According to American values and the US National Security Strategy (see page 37), the US supports the spread of democracy and has dedicated itself to assisting all new and fragile democracies. The US has also made it clear that we will support any peoples who are seeking democracy. This can be explained by American policy maker’s general acceptance of the democratic peace theory as factual and effective, resulting in policies that are aimed at assisting democratic development worldwide. The rhetoric paints a nice picture, but where is the contingency plan for assessing the potential for “backsliding”? ”Backsliding” occurs when a democracy transforms into an autocracy. While I may not personally support the fervor with which the US advocates for the spread of democracy, if policy makers insist on allocating resources to help opposition movements or facilitate the removal of authoritarian leaders, then it is important to keep a close eye on their development in order to protect our interests.
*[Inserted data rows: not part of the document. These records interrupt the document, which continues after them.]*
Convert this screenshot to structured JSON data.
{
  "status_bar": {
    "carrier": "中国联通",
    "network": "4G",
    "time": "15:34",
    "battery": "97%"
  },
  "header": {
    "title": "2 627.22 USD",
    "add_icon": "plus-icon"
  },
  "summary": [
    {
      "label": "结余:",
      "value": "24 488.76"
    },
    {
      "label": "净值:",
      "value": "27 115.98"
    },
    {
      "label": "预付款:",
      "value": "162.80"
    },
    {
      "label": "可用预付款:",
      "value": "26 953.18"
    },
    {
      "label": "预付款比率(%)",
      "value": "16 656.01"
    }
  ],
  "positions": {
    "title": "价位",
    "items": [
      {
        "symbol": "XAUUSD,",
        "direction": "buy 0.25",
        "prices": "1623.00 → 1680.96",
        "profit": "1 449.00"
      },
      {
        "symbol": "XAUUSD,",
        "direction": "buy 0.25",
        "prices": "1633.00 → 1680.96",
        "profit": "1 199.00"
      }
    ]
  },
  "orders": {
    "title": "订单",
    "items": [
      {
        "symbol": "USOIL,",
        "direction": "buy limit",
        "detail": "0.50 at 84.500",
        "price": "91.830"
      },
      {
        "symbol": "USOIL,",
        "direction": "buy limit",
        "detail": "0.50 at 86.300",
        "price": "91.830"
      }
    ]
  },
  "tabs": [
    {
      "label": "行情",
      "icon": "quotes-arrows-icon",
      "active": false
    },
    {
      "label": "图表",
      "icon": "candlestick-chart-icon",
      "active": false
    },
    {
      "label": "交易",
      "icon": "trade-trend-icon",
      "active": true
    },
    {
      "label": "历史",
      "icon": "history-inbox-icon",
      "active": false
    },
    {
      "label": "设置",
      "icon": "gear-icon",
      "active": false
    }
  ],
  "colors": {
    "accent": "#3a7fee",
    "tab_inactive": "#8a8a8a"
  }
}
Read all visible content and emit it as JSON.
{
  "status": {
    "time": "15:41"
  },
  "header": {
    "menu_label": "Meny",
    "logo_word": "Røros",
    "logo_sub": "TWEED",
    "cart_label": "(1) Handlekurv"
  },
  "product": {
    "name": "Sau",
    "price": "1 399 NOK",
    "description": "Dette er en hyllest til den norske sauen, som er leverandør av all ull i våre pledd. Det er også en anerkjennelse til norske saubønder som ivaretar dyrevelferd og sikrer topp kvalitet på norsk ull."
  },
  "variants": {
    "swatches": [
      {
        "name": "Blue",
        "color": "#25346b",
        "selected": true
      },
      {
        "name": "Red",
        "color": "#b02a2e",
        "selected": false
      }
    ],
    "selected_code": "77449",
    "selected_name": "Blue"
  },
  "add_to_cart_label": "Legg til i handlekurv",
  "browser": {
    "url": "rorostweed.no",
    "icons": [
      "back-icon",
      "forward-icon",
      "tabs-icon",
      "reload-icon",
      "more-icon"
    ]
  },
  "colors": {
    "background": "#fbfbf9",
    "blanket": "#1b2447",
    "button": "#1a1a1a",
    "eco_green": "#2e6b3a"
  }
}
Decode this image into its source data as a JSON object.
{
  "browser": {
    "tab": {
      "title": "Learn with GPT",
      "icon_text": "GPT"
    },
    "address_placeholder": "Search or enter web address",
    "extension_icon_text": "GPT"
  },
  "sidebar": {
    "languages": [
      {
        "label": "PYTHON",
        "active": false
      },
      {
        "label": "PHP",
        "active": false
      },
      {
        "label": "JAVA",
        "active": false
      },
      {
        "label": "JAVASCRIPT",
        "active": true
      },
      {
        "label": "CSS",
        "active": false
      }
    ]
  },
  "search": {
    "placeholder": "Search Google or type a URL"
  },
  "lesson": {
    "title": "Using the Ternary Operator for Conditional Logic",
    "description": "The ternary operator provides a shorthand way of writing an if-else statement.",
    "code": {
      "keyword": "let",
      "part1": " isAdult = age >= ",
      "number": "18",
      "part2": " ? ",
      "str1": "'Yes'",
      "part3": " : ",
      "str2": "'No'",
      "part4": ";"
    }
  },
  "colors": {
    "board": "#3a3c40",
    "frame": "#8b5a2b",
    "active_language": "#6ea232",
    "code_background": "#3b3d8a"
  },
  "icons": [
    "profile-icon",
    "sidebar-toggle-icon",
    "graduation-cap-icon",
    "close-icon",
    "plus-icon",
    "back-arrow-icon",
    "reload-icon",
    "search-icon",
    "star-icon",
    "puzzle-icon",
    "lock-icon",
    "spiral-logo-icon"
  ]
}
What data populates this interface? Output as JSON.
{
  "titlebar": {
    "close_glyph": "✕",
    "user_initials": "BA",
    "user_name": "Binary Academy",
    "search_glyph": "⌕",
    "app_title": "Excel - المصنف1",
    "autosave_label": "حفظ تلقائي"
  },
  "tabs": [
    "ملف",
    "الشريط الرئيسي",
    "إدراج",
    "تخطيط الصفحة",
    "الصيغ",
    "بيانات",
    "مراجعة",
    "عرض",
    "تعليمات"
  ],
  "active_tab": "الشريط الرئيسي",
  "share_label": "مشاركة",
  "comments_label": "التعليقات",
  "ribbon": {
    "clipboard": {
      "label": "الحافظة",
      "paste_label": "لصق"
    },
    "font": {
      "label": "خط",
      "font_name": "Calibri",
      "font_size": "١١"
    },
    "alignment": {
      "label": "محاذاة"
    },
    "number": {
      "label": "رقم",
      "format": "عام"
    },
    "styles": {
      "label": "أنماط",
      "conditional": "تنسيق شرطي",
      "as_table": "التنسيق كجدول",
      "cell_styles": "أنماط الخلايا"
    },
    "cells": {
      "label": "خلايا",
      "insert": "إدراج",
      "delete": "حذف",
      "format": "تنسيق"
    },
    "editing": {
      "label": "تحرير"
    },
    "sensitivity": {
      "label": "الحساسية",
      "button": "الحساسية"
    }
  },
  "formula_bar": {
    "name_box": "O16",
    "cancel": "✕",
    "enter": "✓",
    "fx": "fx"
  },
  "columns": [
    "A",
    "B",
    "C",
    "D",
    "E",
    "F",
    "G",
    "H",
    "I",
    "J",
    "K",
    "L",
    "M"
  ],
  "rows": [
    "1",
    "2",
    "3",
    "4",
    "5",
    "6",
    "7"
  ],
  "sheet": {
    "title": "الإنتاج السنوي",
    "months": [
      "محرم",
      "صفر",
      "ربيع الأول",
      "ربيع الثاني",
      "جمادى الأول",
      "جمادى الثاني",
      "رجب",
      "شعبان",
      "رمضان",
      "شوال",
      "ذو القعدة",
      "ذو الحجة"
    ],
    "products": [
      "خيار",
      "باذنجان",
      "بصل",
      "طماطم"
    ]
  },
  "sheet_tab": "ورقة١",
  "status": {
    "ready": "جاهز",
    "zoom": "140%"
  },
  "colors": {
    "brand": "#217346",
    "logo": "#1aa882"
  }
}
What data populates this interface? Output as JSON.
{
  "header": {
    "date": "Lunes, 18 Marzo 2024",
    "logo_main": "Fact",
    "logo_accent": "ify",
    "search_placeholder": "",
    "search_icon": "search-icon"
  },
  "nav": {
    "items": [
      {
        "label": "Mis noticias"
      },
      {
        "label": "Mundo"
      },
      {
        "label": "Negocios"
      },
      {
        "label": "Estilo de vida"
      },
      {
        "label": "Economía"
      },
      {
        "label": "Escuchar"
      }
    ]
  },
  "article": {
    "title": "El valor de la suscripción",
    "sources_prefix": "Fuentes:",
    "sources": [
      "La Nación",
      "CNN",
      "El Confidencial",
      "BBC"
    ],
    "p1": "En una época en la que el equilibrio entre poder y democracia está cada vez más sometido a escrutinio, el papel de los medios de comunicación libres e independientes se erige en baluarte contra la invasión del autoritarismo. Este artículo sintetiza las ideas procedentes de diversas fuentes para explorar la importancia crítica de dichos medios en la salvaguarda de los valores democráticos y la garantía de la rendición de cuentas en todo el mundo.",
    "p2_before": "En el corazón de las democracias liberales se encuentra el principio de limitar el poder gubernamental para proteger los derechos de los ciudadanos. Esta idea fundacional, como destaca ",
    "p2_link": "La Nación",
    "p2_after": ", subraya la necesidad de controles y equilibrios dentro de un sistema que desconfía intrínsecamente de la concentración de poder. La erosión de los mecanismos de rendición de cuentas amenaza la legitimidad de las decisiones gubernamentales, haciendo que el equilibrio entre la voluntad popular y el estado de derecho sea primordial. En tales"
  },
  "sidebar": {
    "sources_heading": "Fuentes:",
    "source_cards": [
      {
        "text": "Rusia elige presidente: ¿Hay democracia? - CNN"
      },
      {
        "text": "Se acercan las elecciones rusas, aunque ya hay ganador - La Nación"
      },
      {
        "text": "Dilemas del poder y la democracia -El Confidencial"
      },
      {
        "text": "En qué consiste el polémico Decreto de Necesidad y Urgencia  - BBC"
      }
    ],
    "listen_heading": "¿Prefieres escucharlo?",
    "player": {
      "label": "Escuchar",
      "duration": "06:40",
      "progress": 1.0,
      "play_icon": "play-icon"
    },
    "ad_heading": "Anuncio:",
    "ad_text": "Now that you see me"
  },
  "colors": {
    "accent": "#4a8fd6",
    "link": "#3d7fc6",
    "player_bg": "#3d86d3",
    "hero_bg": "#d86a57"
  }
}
It is important to note that once a democracy is established, the US commitment must continue. According to Jay Ulfelder and Michael Lustik’s article ”Modelling Transitions To and From Democracy”, democracies face the risk of “backsliding” primarily in the first 15 years of existence. Okay. So we have a rough time parameter. I would add a few years in either direction to cover any outliers, so the first 20 years of existence is a reliable time span during which democracies are the most susceptible to regime upheaval. It is during this time that the US should be looking for any signs that the currents of change are churning.
The next concern is what to look for: what second image characteristics put a democracy on the short list? According to Jay Ulfelder (see here and here) democracies fail when domestic organizations, such as major political parties or military forces, decide that state power is a means for furthering their parochial interests rather than those of the nation and have the capabilities of seizing and holding such power. If these factors are found to be manifest, several situations could play out. This could include a “military coup, an opposition-led rebellion, or consolidation of incumbent advantage“. A consolidation of incumbent advantage refers to the abuse of power by elected leaders, which could include fixing elections or restricting civil rights.
The US can use this information to 1) identify what states are at risk, 2) be proactive in helping democratic governments address any rising tensions with such domestic organizations, and 3) be better prepared for the fallout if a democracy begins to fail.
In Ulfelder’s article he evaluates the rising risk of “backsliding” that exists in South Africa. He mentions that similar situations have played out in places like Ukraine and Mali, among others. In Ukraine we saw an instance of a consolidation of incumbent advantage, with the incarceration of ex-Prime Minister Yulio Tymoshenko and the limitation of media freedom, while in March of this year Mali we saw a coup against democratically elected leaders.
At this very moment, we can look at Egypt. President Mohammed Morsi’s actions have provided a telling case study of how elected leaders pose a risk to democracy when they abuse traditional democratic powers. Eric Trager’s article in the Wall Street Journal points out that Morsi has “issued a sweeping constitutional declaration” that, in essence, gives him complete executive and legislative power in addition to the authority to choose the writers of a new constitution. This is a blatant and unapologetic move away from democracy.
So the question I pose to you is: what can the US do? What should we do? Does America have an obligation to pressure Morsi into being more democratic? My perspective falls in line with Trager’s, in that I think that we absolutely must communicate that we do not condone Morsi’s abuse of power and, furthermore, that Egypt has an obligation to abide by democratic norms in both domestic and international affairs. This might effectively be promulgated through the withholding of aid, although we can only control so much after the fact. Perhaps, had we looked more proactively at the situation in Egypt utilizing Ulfelder’s telltale characteristics of at-risk democracies, the US would have been able to dissuade Morsi from adopting such distinctly un-democratic policies.